For this purpose, as well as for other similar languages that lack a written form, the company has decided to train its Universal Speech Translator AI through a speech-to-speech approach. The company’s press release gets down to the nitty-gritty on how this is achieved, so feel free to head on over to its website for a more in-depth explanation. But if you just want to get the gist on how it works then stick around, as we’ll try to give you the crash course version regarding Meta’s AI wizardry.
— Meta Newsroom (@MetaNewsroom) October 19, 2022
According to said press release, the Universal Speech Translator AI first translates Hokkien into a sequence of acoustic sounds which is then used to create waveforms of the language, with each spoken word featuring its own unique waveform. These words are then matched with their respective Mandarin counterparts (which have been designated beforehand by the system’s developers) and will serve as the basis for translating it into other languages and back.
So, is it perfect? Well, Meta says the Hokkien translator is still a work in progress, as the AI can only translate one sentence at a time.
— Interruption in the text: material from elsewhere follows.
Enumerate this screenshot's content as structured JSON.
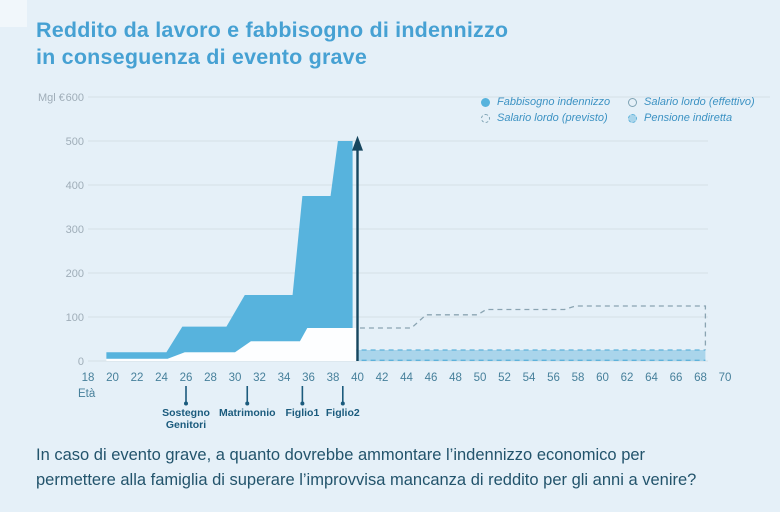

In other words, it will still take a while before you can use the Universal Speech Translator to impress anyone who speaks the dialect, let alone conduct actual back and forth translation. But on the flip side, the company is releasing the tool as open-source so other researchers can build upon it.
Hokkien is the only unwritten language made known that the Universal Speech Translator’s AI is capable of supporting so far, but expect even more to be added as development progresses. Meta says that the project aims to “eventually allow real-time speech-to-speech translation across all extant languages, even primary spoken ones.” Aside from breaking down language barriers to ease communication for everyone, the company also made it clear that the tool will play a part in its ambitious Metaverse concept in the long run.